Je suis tout à faire d’accord, sauf en France évidemment, puisque c’est déjà tellement profitable là-bas.

Quelqu’un de très intelligent à donc inventé « la charge du croupier ». WTF, comme disent les jeunes. Donc les croupiers devraient être payés maintenant ? Où va le monde ?

Après une heure de recherche infructueuse, j’ai abandonné ma quête pour trouver le coût d’un grand tournoi, mais peut-être que je ne sais pas utiliser Google correctement.

C’est probablement l’explication la plus plausible, je n’aime pas m’attarder sur les mentions légales. Comme tout le monde.

Tout simplement parce que c’est en général 30 pages de charabia légal que personne ne comprend. Ou peut-être que les entreprises ont arrêté d’expliquer des choses que personnes n’avaient envie de lire.

La poule ou l’œuf, quoi. J’ai demandé à quelqu’un qui sait mieux utiliser Google que moi. Pour la plupart des tournois de l’EPT par exemple, les charges s’élèvent à 10 %, plus 3 % pour le croupier. 
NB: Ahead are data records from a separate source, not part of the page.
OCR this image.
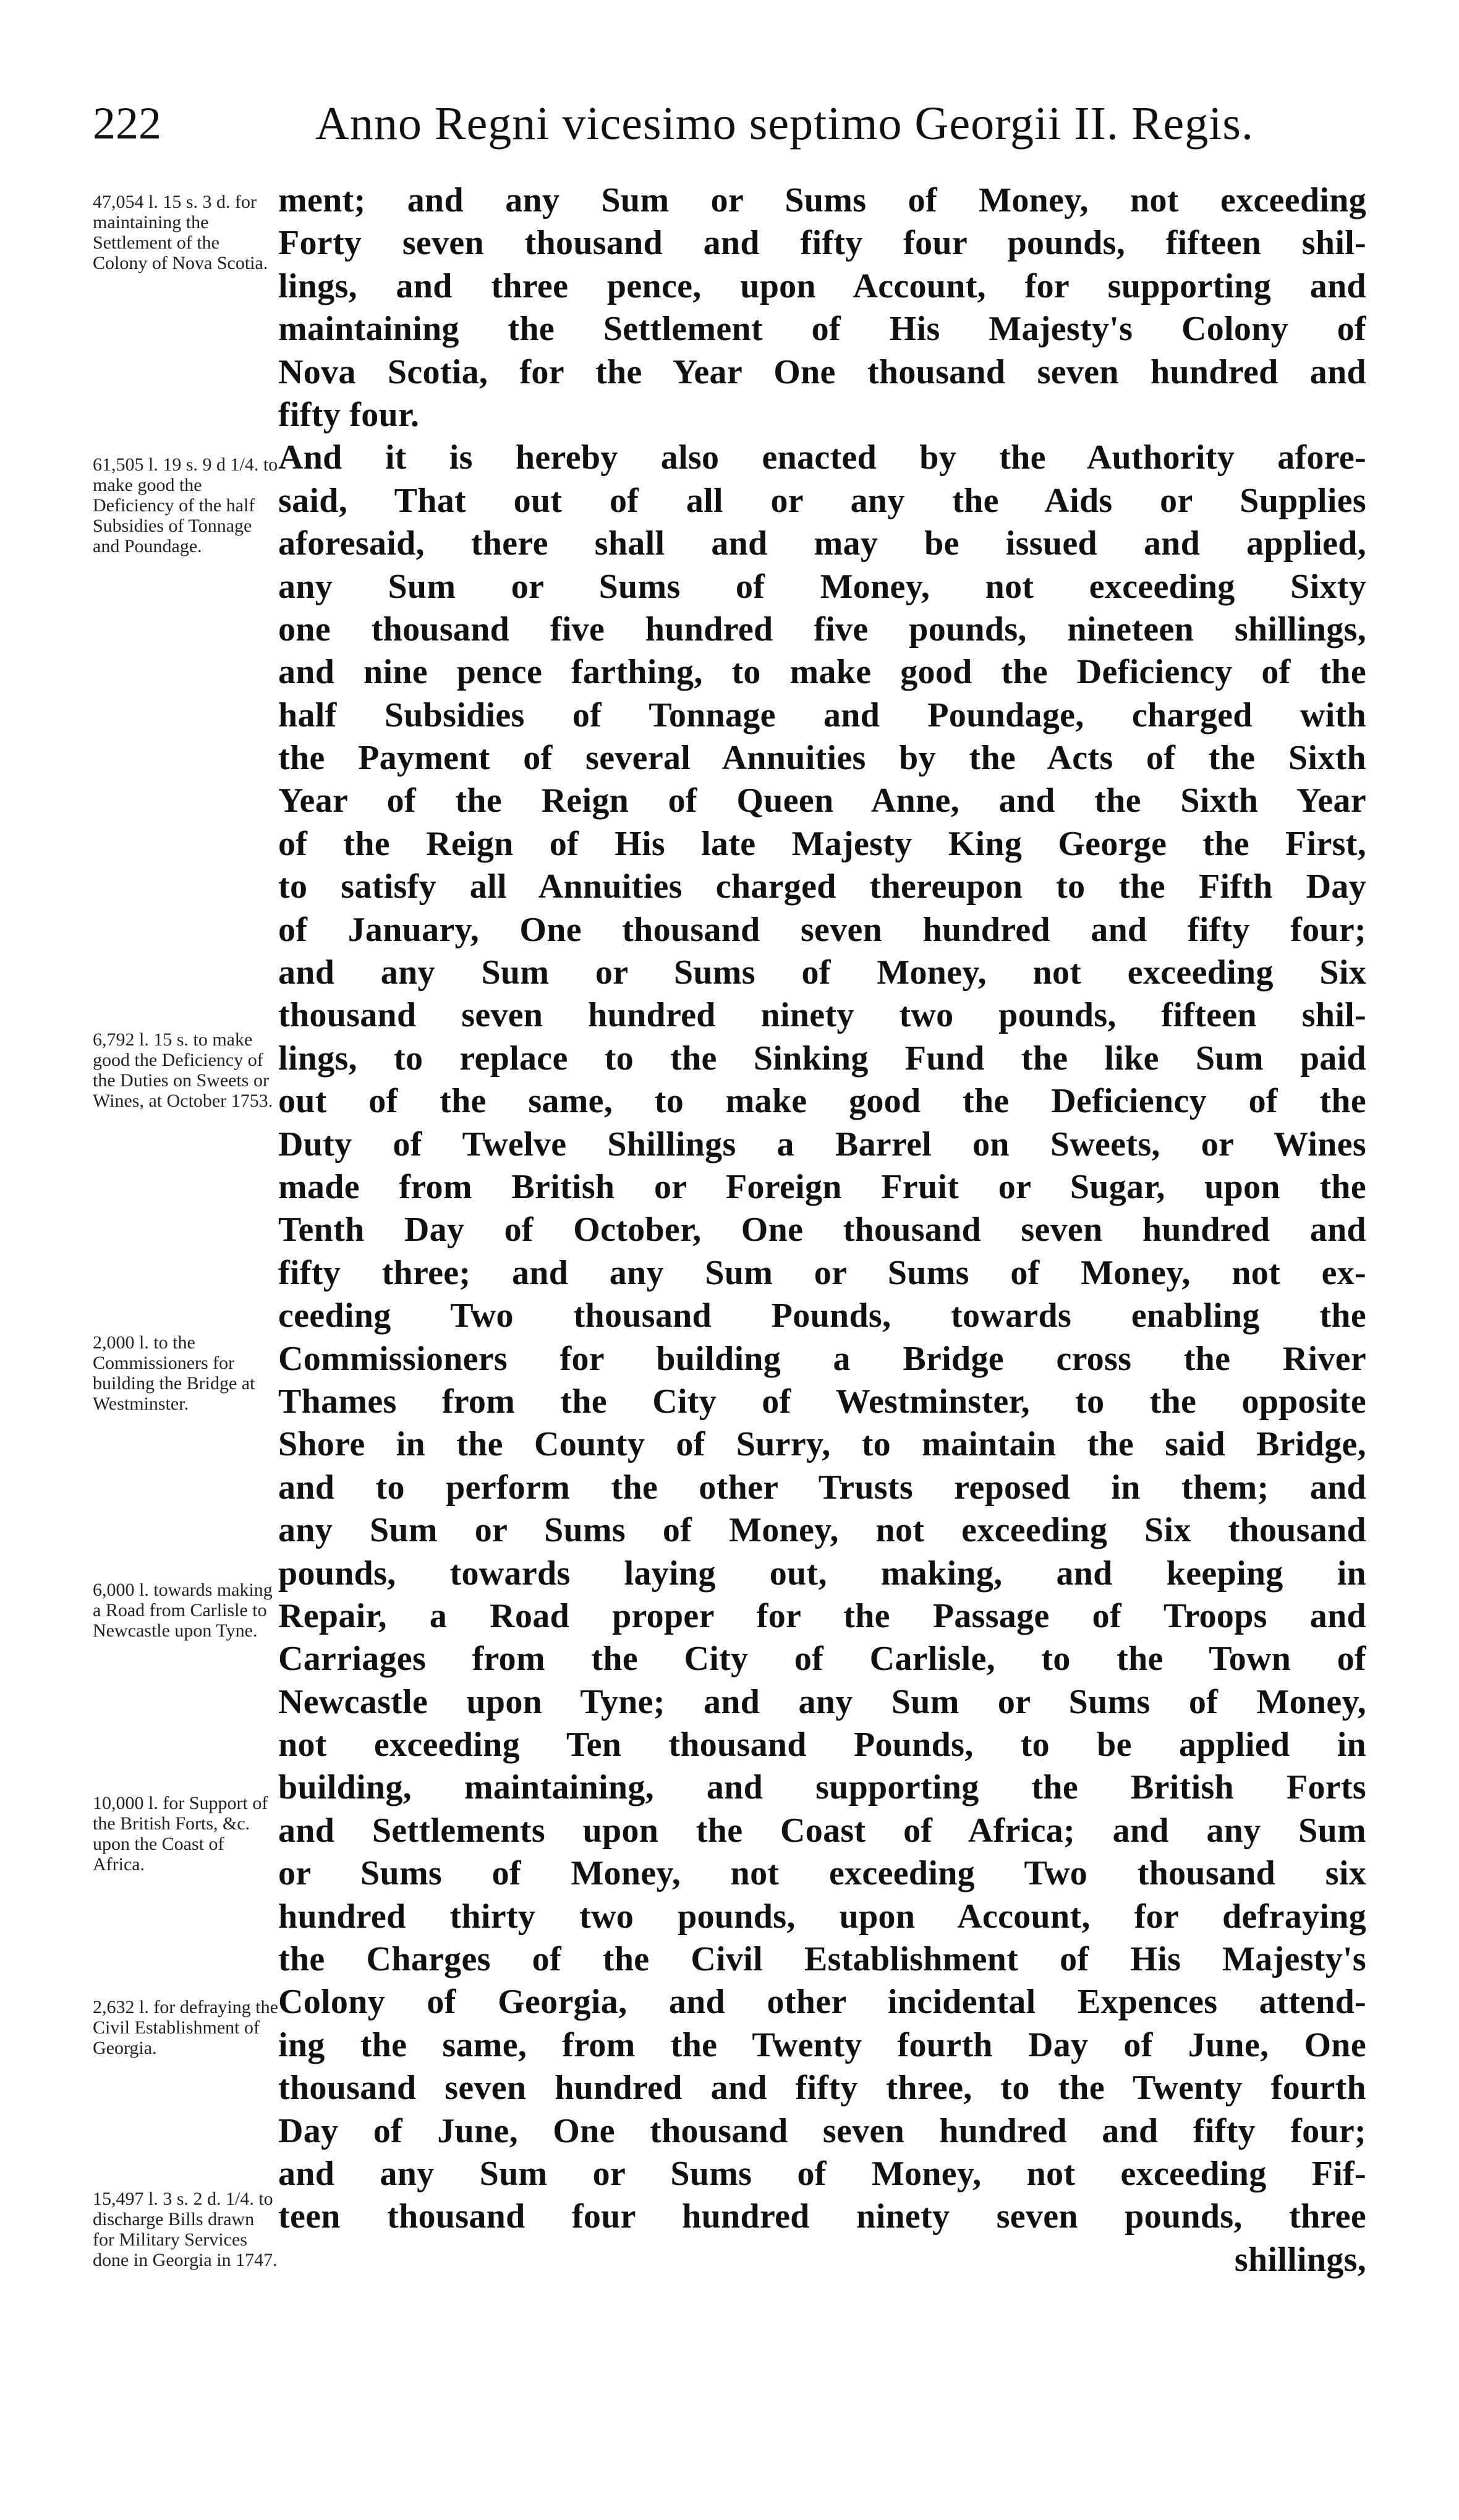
222	Anno Regni vicesimo septimo Georgii II. Regis.
47,054 l. 15 s. 3 d. for maintaining the Settlement of the Colony of Nova Scotia.
61,505 l. 19 s. 9 d 1/4. to make good the Deficiency of the half Subsidies of Tonnage and Poundage.
6,792 l. 15 s. to make good the Deficiency of the Duties on Sweets or Wines, at October 1753.
2,000 l. to the Commissioners for building the Bridge at Westminster.
6,000 l. towards making a Road from Carlisle to Newcastle upon Tyne.
10,000 l. for Support of the British Forts, &c. upon the Coast of Africa.
2,632 l. for defraying the Civil Establishment of Georgia.
15,497 l. 3 s. 2 d. 1/4. to discharge Bills drawn for Military Services done in Georgia in 1747.
ment; and any Sum or Sums of Money, not exceeding
Forty seven thousand and fifty four pounds, fifteen shil-
lings, and three pence, upon Account, for supporting and
maintaining the Settlement of His Majesty's Colony of
Nova Scotia, for the Year One thousand seven hundred and
fifty four.
And it is hereby also enacted by the Authority afore-
said, That out of all or any the Aids or Supplies
aforesaid, there shall and may be issued and applied,
any Sum or Sums of Money, not exceeding Sixty
one thousand five hundred five pounds, nineteen shillings,
and nine pence farthing, to make good the Deficiency of the
half Subsidies of Tonnage and Poundage, charged with
the Payment of several Annuities by the Acts of the Sixth
Year of the Reign of Queen Anne, and the Sixth Year
of the Reign of His late Majesty King George the First,
to satisfy all Annuities charged thereupon to the Fifth Day
of January, One thousand seven hundred and fifty four;
and any Sum or Sums of Money, not exceeding Six
thousand seven hundred ninety two pounds, fifteen shil-
lings, to replace to the Sinking Fund the like Sum paid
out of the same, to make good the Deficiency of the
Duty of Twelve Shillings a Barrel on Sweets, or Wines
made from British or Foreign Fruit or Sugar, upon the
Tenth Day of October, One thousand seven hundred and
fifty three; and any Sum or Sums of Money, not ex-
ceeding Two thousand Pounds, towards enabling the
Commissioners for building a Bridge cross the River
Thames from the City of Westminster, to the opposite
Shore in the County of Surry, to maintain the said Bridge,
and to perform the other Trusts reposed in them; and
any Sum or Sums of Money, not exceeding Six thousand
pounds, towards laying out, making, and keeping in
Repair, a Road proper for the Passage of Troops and
Carriages from the City of Carlisle, to the Town of
Newcastle upon Tyne; and any Sum or Sums of Money,
not exceeding Ten thousand Pounds, to be applied in
building, maintaining, and supporting the British Forts
and Settlements upon the Coast of Africa; and any Sum
or Sums of Money, not exceeding Two thousand six
hundred thirty two pounds, upon Account, for defraying
the Charges of the Civil Establishment of His Majesty's
Colony of Georgia, and other incidental Expences attend-
ing the same, from the Twenty fourth Day of June, One
thousand seven hundred and fifty three, to the Twenty fourth
Day of June, One thousand seven hundred and fifty four;
and any Sum or Sums of Money, not exceeding Fif-
teen thousand four hundred ninety seven pounds, three
shillings,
Je n’ai rien trouvé pour les WSOP. On peut prendre des cours de Google ? Mais je sais que cela doit être à peu près équivalent.

Prenez votre calculatrice pour trouver ce que représentent 10 000 $ x 6420 joueurs x 6 %. Vous obtiendrez le montant des charges pour le Main Event de cette année. De quoi sauver un petit pays de la faillite. Même en soustrayant les 10 $ offerts aux 6 420 joueurs.

Quant aux 3 % pour le croupier, je n’ai rien contre. Mais à quoi sert le reste.

Queue pour s'inscrire à un tournoi de poker.
Retour dans la queue pour le rebuy.

L’apparition des « re-entry »

Tant les WSOP que l’EPT ont des pages entières de FAQ qui répondent à énormément de questions, mais aucune sur les charges. Pour cela il faut creuser beaucoup plus.

Comme dans d’autres secteurs, comme les assurances ou la finance. Mais est-ce juste ? Et est-ce une bonne décision d’affaires ?

Si vous attendez assez longtemps, la roue finit toujours par tourner complètement. Les tournois rebuy sont de nouveau populaires auprès des joueurs.

Personne ne veut traverser la moitié du monde pour se faire sortir au premier tour sur un coup de malchance.

Et comme on dit, le client a toujours raison. C’est probablement vrai, mais il doit surtout être un peu plus avisé une fois que l’Histoire se répète, non ?

Les organisateurs de tournois n’avaient donc pas envie de réintroduire les rebuys. Qui dit plus de jetons, dit plus d’argent à dépenser.

Alors ils ont « inventé » quelque chose de « nouveau ». Les tournois à « re-entry ». Soit exactement la même chose que les tournois rebuy, à deux détails près.

  1. Si vous vous faites éliminer, vous devez vous lever et vous réinscrire à l’accueil.
  2. Vous repayez les charges à chaque réinscription.

Il est temps de jouer plus de tournois

Il est facile de voir que la règle n°1 a été inventée pour faire sens de la règle n°2. Ce qui ne fonctionne pas du tout.

Une salle de poker
Le "pourboire" n'est clairement pas un obstacle.

À croire que ce directeur de tournoi n’était finalement pas si mauvais en maths. Il était même peut-être plutôt doué.

Et surtout en avance sur son temps. J’irais jusqu’à dire qu’il devrait déjà être au Hall of Fame.

Quant aux joueurs, la conclusion est évidente. Les joueurs qui participent à ces tournois n’ont apparemment pas de problème pour payer ces 13 %.

Et je suis à peu près sûr de pouvoir battre des joueurs qui s’en fichent, donc j’imagine que je vais devoir faire plus de tournois.